The History of Mizu Gami

One afternoon Master Shimabuku was teaching in the courtyard of his home in Agena. There was a tank in the yard that he used to collect rainwater for his thirsty students and to safeguard his family in case of drought. After a full day of teaching, Master Shimabuku sat atop the tank to enjoy a cup of tea and perhaps a little bit of Sake. As he began to relax from the toils of the day, he soon fell asleep and began to dream. In his dream, a man entered the courtyard and approached him. Suddenly, the man challenged Shimabuku to a fight, but instead of accepting the challenge, Master Shimabuku waved the man away with his left hand while clenching his right hand in a fist, should the aggressor persist. Before leaving, the stranger encircled Master Shimabuku in a ring of fire and then as mysteriously as he had appeared, he vanished.

Maintaining his composure, Master Shimabuku looked about, picked-up the bucket from the water tank and used it to pour water on the flames surrounding him. The flames were quickly extinguished, as was his dream, and he awoke.

The next day he had to go into Naha, the Okinawan capitol, on business. Upon entering one of the buildings there, he saw a picture on the wall of a woman waist deep in water. She was half woman and half serpent and had one hand extended in peace and the other clenched in a fist. He immediately inquired as to who the woman was and was told by the employee of the building that it was “Mizu‑Gami,” the shinto water goddess. Struck with the similarity between the Mizu‑Gami and the events in his dream the day earlier, he came to believe that her one open hand reflected a sign of peace but that her clenched fist represented a willingness to fight should evil persist. Furthermore, the Mizu‑Gami was in water, like he was on the tank, and like he had done in his dream, she was using the water to extinguish flames. He surmised that the water, therefore, represented purity, strength and goodness; and that fire was the symbol for evil, destruction and aggression.

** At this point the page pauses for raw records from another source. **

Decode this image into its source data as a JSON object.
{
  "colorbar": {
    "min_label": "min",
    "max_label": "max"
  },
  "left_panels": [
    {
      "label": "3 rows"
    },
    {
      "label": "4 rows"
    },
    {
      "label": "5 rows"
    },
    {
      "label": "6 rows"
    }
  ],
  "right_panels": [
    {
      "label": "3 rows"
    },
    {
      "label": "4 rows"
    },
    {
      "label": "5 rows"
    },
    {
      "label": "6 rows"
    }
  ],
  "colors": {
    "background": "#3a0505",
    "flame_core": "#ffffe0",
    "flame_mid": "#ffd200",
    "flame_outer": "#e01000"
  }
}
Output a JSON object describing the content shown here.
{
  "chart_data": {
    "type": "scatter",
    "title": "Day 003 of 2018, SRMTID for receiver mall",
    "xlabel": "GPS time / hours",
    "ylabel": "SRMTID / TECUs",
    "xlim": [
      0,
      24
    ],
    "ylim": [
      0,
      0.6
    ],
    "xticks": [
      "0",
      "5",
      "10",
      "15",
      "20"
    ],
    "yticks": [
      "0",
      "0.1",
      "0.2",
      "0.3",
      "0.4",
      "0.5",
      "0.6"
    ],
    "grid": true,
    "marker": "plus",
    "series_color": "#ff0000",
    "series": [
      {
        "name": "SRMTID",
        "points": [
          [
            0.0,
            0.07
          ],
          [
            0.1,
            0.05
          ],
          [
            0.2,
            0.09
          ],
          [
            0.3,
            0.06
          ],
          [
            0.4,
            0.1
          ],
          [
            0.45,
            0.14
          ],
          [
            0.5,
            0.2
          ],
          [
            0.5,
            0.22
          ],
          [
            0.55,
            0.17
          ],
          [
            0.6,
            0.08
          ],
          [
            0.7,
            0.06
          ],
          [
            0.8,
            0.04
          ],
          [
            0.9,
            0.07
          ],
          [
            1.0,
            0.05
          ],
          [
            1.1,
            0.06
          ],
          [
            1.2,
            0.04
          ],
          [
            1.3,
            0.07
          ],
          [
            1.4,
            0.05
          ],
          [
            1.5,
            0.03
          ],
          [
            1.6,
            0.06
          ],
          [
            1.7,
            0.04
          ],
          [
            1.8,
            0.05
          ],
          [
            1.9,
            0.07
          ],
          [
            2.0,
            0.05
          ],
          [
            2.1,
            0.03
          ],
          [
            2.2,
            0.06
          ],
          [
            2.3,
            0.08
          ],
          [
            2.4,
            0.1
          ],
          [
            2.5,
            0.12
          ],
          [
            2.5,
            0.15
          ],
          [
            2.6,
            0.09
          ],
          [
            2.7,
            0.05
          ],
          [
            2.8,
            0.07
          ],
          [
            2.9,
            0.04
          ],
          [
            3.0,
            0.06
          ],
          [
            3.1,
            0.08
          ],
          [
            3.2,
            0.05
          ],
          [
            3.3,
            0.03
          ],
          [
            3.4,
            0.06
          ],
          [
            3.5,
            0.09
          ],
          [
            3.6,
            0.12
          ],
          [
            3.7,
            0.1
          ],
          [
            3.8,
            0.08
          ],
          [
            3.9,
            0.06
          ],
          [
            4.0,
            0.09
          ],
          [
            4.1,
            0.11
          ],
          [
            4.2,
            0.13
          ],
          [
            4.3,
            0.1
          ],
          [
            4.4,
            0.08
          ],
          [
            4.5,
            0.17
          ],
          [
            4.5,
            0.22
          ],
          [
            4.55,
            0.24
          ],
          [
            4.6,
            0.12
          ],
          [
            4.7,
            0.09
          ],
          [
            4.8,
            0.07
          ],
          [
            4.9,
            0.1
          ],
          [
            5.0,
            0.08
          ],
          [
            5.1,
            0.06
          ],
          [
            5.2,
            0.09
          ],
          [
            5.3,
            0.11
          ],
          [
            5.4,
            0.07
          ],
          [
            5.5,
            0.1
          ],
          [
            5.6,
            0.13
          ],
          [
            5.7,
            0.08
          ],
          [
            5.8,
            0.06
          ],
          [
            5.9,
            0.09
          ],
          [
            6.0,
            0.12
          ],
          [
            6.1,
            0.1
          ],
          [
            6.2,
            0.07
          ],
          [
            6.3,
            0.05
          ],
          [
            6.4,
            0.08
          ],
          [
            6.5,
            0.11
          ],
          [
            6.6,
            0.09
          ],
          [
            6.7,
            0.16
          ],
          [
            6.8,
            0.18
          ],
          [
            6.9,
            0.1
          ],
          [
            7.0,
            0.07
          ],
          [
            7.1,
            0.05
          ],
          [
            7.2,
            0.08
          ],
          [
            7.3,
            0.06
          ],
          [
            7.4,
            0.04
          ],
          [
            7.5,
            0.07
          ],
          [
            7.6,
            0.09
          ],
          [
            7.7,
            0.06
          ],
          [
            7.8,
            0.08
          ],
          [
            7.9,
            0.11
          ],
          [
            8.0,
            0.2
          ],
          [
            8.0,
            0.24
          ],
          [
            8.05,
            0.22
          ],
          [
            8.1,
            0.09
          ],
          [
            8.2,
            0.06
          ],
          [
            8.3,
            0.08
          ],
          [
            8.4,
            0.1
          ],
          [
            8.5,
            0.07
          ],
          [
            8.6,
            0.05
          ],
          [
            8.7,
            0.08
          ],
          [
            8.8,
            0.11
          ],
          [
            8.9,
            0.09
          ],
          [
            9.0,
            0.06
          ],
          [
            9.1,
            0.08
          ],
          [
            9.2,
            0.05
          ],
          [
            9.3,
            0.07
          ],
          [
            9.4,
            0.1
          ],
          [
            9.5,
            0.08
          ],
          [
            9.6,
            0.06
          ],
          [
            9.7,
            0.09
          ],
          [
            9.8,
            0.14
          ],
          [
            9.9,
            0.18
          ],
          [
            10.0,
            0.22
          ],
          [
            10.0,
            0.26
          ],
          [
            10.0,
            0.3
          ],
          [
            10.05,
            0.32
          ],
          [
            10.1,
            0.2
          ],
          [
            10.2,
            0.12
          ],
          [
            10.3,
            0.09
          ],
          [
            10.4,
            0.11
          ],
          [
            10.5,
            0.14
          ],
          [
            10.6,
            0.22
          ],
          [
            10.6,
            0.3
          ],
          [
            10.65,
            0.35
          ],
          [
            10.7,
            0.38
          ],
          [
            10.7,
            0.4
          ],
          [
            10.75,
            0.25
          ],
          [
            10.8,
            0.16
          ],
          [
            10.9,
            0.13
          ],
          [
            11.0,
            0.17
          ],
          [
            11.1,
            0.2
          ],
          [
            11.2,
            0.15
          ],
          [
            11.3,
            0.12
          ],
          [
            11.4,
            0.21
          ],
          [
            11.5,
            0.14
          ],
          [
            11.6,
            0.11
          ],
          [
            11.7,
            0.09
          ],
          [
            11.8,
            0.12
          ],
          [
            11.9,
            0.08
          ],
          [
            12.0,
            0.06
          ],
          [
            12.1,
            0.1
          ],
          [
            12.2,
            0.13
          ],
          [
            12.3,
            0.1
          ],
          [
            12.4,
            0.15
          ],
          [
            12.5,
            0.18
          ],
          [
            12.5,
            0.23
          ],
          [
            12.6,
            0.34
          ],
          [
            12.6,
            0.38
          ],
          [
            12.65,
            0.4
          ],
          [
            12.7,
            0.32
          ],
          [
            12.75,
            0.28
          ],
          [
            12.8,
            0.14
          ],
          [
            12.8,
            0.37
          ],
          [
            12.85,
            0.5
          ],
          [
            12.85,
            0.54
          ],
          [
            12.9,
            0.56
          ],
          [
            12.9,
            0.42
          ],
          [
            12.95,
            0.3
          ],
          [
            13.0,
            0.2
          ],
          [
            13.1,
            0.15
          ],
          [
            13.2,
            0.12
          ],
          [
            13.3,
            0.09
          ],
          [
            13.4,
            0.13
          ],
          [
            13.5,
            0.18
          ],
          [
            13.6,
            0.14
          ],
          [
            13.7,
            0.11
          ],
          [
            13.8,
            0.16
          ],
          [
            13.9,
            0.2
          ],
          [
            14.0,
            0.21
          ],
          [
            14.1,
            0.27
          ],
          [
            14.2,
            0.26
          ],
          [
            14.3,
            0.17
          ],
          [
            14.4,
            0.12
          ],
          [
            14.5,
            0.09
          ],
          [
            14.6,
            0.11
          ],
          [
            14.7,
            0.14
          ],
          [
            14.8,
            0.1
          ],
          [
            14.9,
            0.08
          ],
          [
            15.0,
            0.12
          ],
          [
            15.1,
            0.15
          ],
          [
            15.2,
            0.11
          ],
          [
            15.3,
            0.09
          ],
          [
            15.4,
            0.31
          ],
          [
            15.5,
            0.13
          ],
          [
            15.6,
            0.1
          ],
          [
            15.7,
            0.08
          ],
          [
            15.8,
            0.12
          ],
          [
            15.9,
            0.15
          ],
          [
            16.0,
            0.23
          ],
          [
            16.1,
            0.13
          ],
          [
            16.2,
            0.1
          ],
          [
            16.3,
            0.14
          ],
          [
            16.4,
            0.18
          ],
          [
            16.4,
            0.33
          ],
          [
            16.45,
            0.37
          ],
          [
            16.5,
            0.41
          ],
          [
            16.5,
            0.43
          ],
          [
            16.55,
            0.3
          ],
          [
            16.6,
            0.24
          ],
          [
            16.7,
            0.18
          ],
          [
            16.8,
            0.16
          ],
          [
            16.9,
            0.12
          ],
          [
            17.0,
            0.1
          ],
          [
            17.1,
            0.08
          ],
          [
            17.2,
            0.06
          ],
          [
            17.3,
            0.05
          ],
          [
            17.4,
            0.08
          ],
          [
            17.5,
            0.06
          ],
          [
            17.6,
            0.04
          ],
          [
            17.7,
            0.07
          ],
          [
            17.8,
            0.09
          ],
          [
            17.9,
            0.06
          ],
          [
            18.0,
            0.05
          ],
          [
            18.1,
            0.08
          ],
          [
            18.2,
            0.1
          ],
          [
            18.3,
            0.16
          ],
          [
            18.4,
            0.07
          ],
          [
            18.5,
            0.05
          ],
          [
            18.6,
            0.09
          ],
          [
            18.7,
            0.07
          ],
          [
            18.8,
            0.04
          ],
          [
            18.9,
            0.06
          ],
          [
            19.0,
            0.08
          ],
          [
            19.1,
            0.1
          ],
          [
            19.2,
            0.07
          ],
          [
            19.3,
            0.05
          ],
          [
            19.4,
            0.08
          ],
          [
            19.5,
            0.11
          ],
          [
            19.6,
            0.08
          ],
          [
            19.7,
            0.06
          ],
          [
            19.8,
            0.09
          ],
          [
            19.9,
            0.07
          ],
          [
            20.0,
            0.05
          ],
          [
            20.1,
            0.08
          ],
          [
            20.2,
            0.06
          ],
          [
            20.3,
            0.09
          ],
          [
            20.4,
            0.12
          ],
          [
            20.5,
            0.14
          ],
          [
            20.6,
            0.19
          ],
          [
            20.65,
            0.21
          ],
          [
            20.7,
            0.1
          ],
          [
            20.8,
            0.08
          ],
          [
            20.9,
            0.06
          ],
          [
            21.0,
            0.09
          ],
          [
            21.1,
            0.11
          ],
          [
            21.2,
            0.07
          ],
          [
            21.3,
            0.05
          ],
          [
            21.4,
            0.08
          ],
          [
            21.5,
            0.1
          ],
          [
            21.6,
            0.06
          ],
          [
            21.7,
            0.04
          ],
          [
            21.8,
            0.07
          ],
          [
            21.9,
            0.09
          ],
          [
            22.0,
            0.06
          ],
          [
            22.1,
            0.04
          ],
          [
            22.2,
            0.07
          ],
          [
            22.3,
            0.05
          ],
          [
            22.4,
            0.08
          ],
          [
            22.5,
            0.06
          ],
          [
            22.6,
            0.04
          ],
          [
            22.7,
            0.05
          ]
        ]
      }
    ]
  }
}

Ultimately, the Mizu‑Gami became the central figure in the Isshin‑ryu patch, which incorporates all of Master Shimabuku’s philosophies pertaining to Karate:

  • strengthen the mind and body
  • instill self-discipline
  • promote self-confidence
  • gain a means of self-protection through constant study and practice.

The Meaning of the Isshin‑ryu Patch

The turbulent waters represent the stress and trials of life that we all face.

The grey background in the night sky represents the calm that is available to all Karate‑Kas through practice and patience, and that Karate should only be used for self defense.

The dragon is a sign of good luck in eastern mythology and signifies the Karate‑Ka ascending into a calm state in the face of problems through the practice of martial arts.

The dragon and the serpent both can also represent the fighting spirit one must have to overcome adversity. The three stars can either represent Shorin‑Ryu, Goju‑Ryu and Isshin‑ryu (mother, father and child); mind, spirit and body or simply the three Masters whom Master Shimabuku studied under: Chotoku Kyan, Choki Motobu and Chojun Miyagi.

The writing spells Isshin‑ryu. The orange ring around the outer edge of the patch stands for the ring of fire that encircled Master Shimabuku in his dream.

The oval shape of the patch represents the vertical Isshin‑ryu fist.

The Mizu‑Gami is always worn over a Karate-Ka’s heart to signify the “One Heart Way.”